Crise oblige, Renault, sous la conduite de la direction des achats, a dû réduire sérieusement le nombre de ses prestataires en ingénierie. Il ne reste plus que 100 ingénieurs d'entreprises extérieures sur le site, là où, en janvier 2009, ils étaient plus de 1 000. Pour globaliser ses coûts, le constructeur travaille désormais avec un nombre réduit de fournisseurs de matière grise. Akka Technologie, Altran et Assystem seraient les seuls survivants d'un panel qui a compté jusqu'à une trentaine de prestataires (ingénieristes et SSII).

Des formations à la gestion du temps

Pour ne pas retarder ses produits, Renault a également travaillé sur son organisation. Matricielle, elle se décompose en quatre équipes de développement : intérieur, compartiment moteur, sous-caisse et extérieur. Les quatre étages de la « Ruche », l'un des six bâtiments du Technocentre, sont consacrés au développement de pans différents de véhicule. À chaque étage, les équipes sont organisées en « îlots de projets » au nombre de huit. Cette organisation a permis au constructeur de sortir 25 nouveaux véhicules entre 2006 et 2009.

Les open spaces (seules les ressources humaines ont des bureaux fermés...) sont spacieux, silencieux et bien rangés.
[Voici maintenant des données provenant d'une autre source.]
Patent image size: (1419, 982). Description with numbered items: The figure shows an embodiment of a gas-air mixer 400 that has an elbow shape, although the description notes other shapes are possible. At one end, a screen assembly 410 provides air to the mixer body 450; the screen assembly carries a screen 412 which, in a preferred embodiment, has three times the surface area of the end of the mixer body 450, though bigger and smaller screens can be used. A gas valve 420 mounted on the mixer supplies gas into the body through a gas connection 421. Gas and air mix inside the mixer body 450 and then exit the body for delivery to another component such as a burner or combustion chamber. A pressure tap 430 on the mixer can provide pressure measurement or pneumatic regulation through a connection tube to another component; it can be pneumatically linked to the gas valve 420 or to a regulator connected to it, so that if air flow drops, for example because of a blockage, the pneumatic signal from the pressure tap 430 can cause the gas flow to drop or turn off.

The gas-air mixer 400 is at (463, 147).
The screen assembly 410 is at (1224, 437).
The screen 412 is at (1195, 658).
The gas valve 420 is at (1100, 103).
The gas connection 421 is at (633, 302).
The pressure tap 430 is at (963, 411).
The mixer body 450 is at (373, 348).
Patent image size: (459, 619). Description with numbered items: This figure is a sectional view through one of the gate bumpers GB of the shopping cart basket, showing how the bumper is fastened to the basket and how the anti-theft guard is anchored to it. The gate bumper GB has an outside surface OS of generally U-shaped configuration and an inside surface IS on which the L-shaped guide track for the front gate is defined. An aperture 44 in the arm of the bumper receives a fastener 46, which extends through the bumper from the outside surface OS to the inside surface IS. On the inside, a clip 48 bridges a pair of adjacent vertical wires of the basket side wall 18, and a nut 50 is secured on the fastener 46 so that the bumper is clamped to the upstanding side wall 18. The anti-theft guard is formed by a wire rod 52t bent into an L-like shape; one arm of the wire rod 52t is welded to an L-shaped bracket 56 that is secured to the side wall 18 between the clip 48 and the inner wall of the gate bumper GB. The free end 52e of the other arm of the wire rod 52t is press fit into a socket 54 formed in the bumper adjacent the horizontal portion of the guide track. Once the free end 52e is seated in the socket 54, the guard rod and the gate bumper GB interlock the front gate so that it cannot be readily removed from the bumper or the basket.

Résultat d'un travail de lean office. Une méthode japonaise provenant de la production et qui consiste à éliminer les gaspillages. « La direction a mis en place des formations à la gestion du temps. Les cadres doivent rentrer dans un logiciel les tâches et le temps qu'ils passent à les exécuter », souligne Michel Fontaine, délégué syndical CGT chez Renault, en jugeant aberrante une telle approche pour des activités de recherche. Les organisations syndicales dénoncent d'ailleurs un stress croissant chez les cadres. Entre 2006 et 2007, le Technocentre a été le théâtre de trois suicides. « La direction a fait des efforts pour améliorer les conditions de travail », concède Michel Fontaine. Des tâches de gestion qui incombaient aux managers de projet ont été supprimées afin qu'ils se concentrent davantage sur leurs équipes. De plus, 13 postes de répartiteurs de tâches ont été créés pour équilibrer le travail entre les secteurs en surcharge et les secteurs en sous-charge...

Deux millions d'euros investis dans des simulateurs. Vite rentabilisés.

PRODUCTIVITÉ

L'organisation des équipes de développement a permis au constructeur de sortir 25 nouveaux véhicules entre 2006 et 2009.

L'ENTREPRISE EN BREF

RENAULT Chiffre d'affaires 2008 37 791 millions d'euros. Présence dans 118 pays. Effectif mondial 129 000 personnes. Trois marques Renault, Dacia, Samsung Motors.